I woke up Monday morning feeling undeniably burdened. As I sat with the Lord, praying and soaking in His Word, I just could not feel peaceful.
Hugh and I have only been able to leave the girls two (now three) times overnight. Because of their feeding difficulties, even those who have been around them the most struggle to keep them nourished well. Their unusual sleep patterns are also hard to understand how to handle unless you have been around them for days at a time. My mom has become quite the servant in our lives, and my dad has sacrificed having his wife around during the week as much. They lay down their normal routine and mom comes and simply serves in whatever way Hugh and I ask her to. She doesn’t come with an agenda; she comes with an open heart to love on our family in the ways that we need most. A seemingly little thing turned big in our hearts.
That being said, when Hugh planned a surprise night away, excited was an understatement. As I was packing on Friday night, Bailey Grace began to have some unusual neurological behavior. I wanted to ignore it, but it was undeniable. I called Hugh, and he simply said, “We are going”.
So, go we did. I prayed the whole way there that she would begin to act normally, because I knew we would not leave her unless she was; and when we woke up Saturday morning, she was herself once again. A little thing turned big in my heart.
Hugh and I had an absolute blast. He had planned so many of my favorite things; and the outdoors brought a unique refreshment to my soul. When we arrived home on Sunday, Bailey Grace was back to “something’s wrong” mode. We drove back to Birmingham, and by Monday morning, it was clear this unrest in my heart was a mother’s intuition.

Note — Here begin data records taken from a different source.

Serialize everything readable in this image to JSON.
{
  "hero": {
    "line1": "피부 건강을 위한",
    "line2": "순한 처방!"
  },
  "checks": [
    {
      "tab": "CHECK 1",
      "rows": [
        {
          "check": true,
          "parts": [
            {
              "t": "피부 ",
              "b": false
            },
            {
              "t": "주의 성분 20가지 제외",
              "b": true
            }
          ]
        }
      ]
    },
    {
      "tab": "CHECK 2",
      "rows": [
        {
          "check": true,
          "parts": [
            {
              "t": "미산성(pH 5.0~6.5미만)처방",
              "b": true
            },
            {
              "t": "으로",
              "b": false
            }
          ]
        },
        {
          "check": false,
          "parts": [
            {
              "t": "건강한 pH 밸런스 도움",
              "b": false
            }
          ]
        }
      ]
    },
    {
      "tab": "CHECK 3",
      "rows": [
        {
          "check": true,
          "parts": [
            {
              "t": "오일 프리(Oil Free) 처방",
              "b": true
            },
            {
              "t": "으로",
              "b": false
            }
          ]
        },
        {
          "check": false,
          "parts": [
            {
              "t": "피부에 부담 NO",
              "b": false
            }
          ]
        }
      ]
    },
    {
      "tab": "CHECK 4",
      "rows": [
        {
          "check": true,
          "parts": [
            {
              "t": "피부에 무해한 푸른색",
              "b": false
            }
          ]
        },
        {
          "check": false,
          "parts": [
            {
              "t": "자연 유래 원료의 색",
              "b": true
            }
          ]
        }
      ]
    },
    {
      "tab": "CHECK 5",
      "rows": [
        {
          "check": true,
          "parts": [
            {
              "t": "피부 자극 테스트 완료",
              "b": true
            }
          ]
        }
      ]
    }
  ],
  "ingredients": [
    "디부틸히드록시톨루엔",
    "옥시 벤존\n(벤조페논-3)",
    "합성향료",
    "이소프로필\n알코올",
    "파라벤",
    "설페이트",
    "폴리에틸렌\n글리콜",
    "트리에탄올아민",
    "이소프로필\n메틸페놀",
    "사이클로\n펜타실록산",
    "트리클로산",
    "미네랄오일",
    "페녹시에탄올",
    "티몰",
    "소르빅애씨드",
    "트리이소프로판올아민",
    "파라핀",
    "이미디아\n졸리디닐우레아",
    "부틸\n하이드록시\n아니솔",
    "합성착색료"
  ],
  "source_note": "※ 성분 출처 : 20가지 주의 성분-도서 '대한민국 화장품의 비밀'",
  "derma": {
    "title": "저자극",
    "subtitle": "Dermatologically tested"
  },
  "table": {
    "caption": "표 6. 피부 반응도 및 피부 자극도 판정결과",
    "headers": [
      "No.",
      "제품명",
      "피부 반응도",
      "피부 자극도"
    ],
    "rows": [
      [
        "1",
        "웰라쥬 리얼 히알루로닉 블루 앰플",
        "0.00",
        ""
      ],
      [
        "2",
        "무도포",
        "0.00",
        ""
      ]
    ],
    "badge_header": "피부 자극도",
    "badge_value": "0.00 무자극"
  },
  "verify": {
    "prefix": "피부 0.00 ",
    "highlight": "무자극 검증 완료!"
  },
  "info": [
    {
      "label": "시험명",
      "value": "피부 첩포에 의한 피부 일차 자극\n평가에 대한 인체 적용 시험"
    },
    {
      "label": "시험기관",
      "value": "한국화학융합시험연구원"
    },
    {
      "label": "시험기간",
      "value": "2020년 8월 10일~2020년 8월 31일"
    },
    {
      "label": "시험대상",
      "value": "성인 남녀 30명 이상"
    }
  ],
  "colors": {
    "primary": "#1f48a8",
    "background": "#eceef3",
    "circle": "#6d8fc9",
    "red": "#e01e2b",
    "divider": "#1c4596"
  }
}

“This is how one should regard us, as servants of Christ and stewards of the mysteries of God.”- 1 Corinthians 4:1
Oftentimes, there are seasons of life where we become needier than usual. Those around us love us well, and then the season is over. In our situation, the love and serving is needed more often than not. At times, it is uncomfortable to be loved this big. When we were admitted, a part of me did not even want to let anyone know. It was like I was determining that our family had been loved on enough and that we needed to do this one on our own. But God.
He always makes sure His children are cared for. And, in our situation, it is all those seemingly small things that add up to something really big.

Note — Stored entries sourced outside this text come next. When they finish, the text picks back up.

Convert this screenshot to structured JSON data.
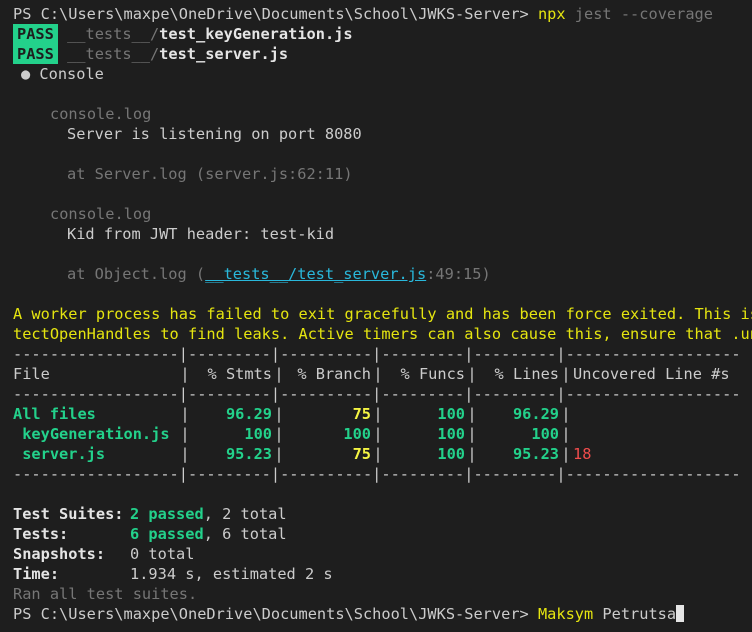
{
  "prompt": {
    "path": "PS C:\\Users\\maxpe\\OneDrive\\Documents\\School\\JWKS-Server> ",
    "command": "npx",
    "args": " jest --coverage"
  },
  "results": [
    {
      "badge": "PASS",
      "dir": "__tests__/",
      "file": "test_keyGeneration.js"
    },
    {
      "badge": "PASS",
      "dir": "__tests__/",
      "file": "test_server.js"
    }
  ],
  "console": {
    "header": "● Console",
    "logs": [
      {
        "type": "console.log",
        "message": "Server is listening on port 8080",
        "at_prefix": "at Server.log (",
        "at_link": "",
        "at_loc": "server.js:62:11",
        "at_suffix": ")"
      },
      {
        "type": "console.log",
        "message": "Kid from JWT header: test-kid",
        "at_prefix": "at Object.log (",
        "at_link": "__tests__/test_server.js",
        "at_loc": ":49:15",
        "at_suffix": ")"
      }
    ]
  },
  "warning": {
    "line1": "A worker process has failed to exit gracefully and has been force exited. This is",
    "line2": "tectOpenHandles to find leaks. Active timers can also cause this, ensure that .unr"
  },
  "coverage": {
    "separator": "------------------|---------|----------|---------|---------|-------------------",
    "headers": [
      "File",
      "% Stmts",
      "% Branch",
      "% Funcs",
      "% Lines",
      "Uncovered Line #s"
    ],
    "rows": [
      {
        "file": "All files",
        "stmts": "96.29",
        "branch": "75",
        "funcs": "100",
        "lines": "96.29",
        "uncovered": ""
      },
      {
        "file": " keyGeneration.js",
        "stmts": "100",
        "branch": "100",
        "funcs": "100",
        "lines": "100",
        "uncovered": ""
      },
      {
        "file": " server.js",
        "stmts": "95.23",
        "branch": "75",
        "funcs": "100",
        "lines": "95.23",
        "uncovered": "18"
      }
    ]
  },
  "summary": {
    "suites_label": "Test Suites:",
    "suites_passed": "2 passed",
    "suites_total": ", 2 total",
    "tests_label": "Tests:",
    "tests_passed": "6 passed",
    "tests_total": ", 6 total",
    "snapshots_label": "Snapshots:",
    "snapshots_value": "0 total",
    "time_label": "Time:",
    "time_value": "1.934 s, estimated 2 s",
    "ran": "Ran all test suites."
  },
  "final_prompt": {
    "path": "PS C:\\Users\\maxpe\\OneDrive\\Documents\\School\\JWKS-Server> ",
    "typed_command": "Maksym",
    "typed_rest": " Petrutsa"
  },
  "colors": {
    "background": "#1e1e1e",
    "pass_badge": "#23d18b",
    "yellow": "#e5e510",
    "red": "#f14c4c",
    "link": "#29b8db"
  }
}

All these things matter immensely. When you are walking through an unexpected twist in the story, it is those things that are the very hands, feet, and heart of the Father. Today, I want to encourage you that what you are doing matters. The love you are sharing, the little things you are doing, it is all adding up to something big in someone’s weary soul.
We are home today, and the lack of sleep combined with the emotional turmoil of the hospital always leaves me feeling fuzzy. Yet God. He continues to leave me little love notes; reminders that His love never runs dry and that He will never stop providing and carrying our family. I am a steward of the mysteries of God , yet the mysteries themselves are His. So, we trust. And, we move forward with open hands and open hearts to whatever He sees fit for the day; bodies and minds weary yet souls being renewed each day.
Friends: the love you share matters. Whatever you are walking through today matters. These trials will one day be revealed as little; yet the love we give will be known as the big. May we pray to have eyes to see with eternal eyes, loving large all the way. He is faithful.